Table 5. Application of SM-ipp to crystal structures containing strong scatterers (S) (strategy B1).
N = number of non-H atoms in the unit cell (PDB); c = number of centerings; N p , CC M , N iter, n.c., t ρ, t η and Q as in Table 3 ▸. [t ρ = 2.80 except for 1w3m (2.60), 3d1p (2.70), 1a6m (2.75), 41au (2.70) and 3fsa (2.70); 〈B Wilson〉 is 6.8 (1.1) Å2 with the extrema being 5.3 for 2fdn and 9.1 for 1eb6.]

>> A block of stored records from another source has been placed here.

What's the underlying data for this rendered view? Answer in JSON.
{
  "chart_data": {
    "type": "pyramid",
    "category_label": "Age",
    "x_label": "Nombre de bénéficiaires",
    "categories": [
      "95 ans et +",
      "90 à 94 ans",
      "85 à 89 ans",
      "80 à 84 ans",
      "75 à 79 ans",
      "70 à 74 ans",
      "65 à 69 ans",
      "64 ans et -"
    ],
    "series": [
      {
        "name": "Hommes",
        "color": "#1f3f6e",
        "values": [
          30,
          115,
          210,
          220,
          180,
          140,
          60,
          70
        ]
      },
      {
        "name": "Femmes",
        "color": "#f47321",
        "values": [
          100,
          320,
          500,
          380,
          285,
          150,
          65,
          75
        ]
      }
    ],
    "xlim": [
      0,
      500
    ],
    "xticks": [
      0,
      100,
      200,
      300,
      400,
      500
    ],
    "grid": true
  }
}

| PDB code | N/c (S/c) | N p /c (n) | CC M | N iter for 5 trials | t η | Q |
|---|---|---|---|---|---|---|
| 2bf9 | 768 (2Zn) | 709 (1.1) | 0.81 | 10, 11, 12, 13, 15 | 3.5 | 2.2 |
| 8rxn | 1010 (2Fe) | 905 (1.1) | 0.83 | 14, 15, 17, 18, 22 | 3.5 | 1.4 |
| 1w3m | 1276 (24Ca) | 1275 (1.4) | 0.81 | 30, 33, 37, 42, 80 | 4.0 | 1.1 |
| 2ov0 | 2060 (2Cu) | 1990 (1.5) | 0.84 | 14, 15, 16, 16, 29 | 4.0 | 0.9 |
| 1c75 | 2660 (4Fe) | 2541 (1.4) | 0.82 | 12, 13, 14, 16,16 | 4.0 | 1.1 |
| 3d1p | 2702 (4Se) | 2642 (1.1) | 0.83 | 12, 12, 14, 15, 16 | 3.8 | 1.1 |
| 1pwl | 3030 (1Br) | 3123 (1.1) | 0.83 | 32, 54, 57, 62, 149 | 3.8 | 1.2 |
| 1a6m | 3154 (2Fe) | 3203 (1.1) | 0.83 | 28, 30, 31, 37, 48 | 4.0 | 0.8 |
| 41au | 3278 (6Se†) | 3440 (1.1) | 0.85 | 41, 69, 79; n.c. (2×) | 3.8 | 1.0 |
| 1eb6 | 3300 (2Zn) | 3406 (1.1) | 0.82 | 16, 18, 23, 24, 40 | 4.0 | 0.9 |
| 1b0y | 3348 (16Fe) | 3360 (1.3) | 0.76 | 38, 39, 41, 53, 79 | 3.5 | 1.5 |
| 1x8q | 3662 (2Fe) | 3510 (1.5) | 0.83 | 34, 36, 58, 64, 92 | 4.0 | 1.0 |
| 2fdn | 3944 (64Fe) | 3832 (1.3) | 0.81 | 21, 21, 22, 23, 26 | 3.8 | 1.0 |
| 3fsa | 4488 (4Cu) | 4580 (1.5) | 0.83 | 31, 39, 40, 44, 56 | 4.0 | 1.0 |
| 1c7k | 4532 (4Zn) | 4548 (1.3) | 0.84 | 80, 96, 128, 202, 399 | 4.0 | 0.9 |
| 3ks3 | 5626 (2Zn) | 5588 (1.2) | 0.83 | 9, 10, 10, 10, 10 | 3.9 | 1.1 |
| 1heu | 7618 (4Cd) | 7603 (1.1) | 0.82 | 35, 40, 42, 45, 176 | 3.9 | 1.1 |
†
Four Se atoms are partially disordered.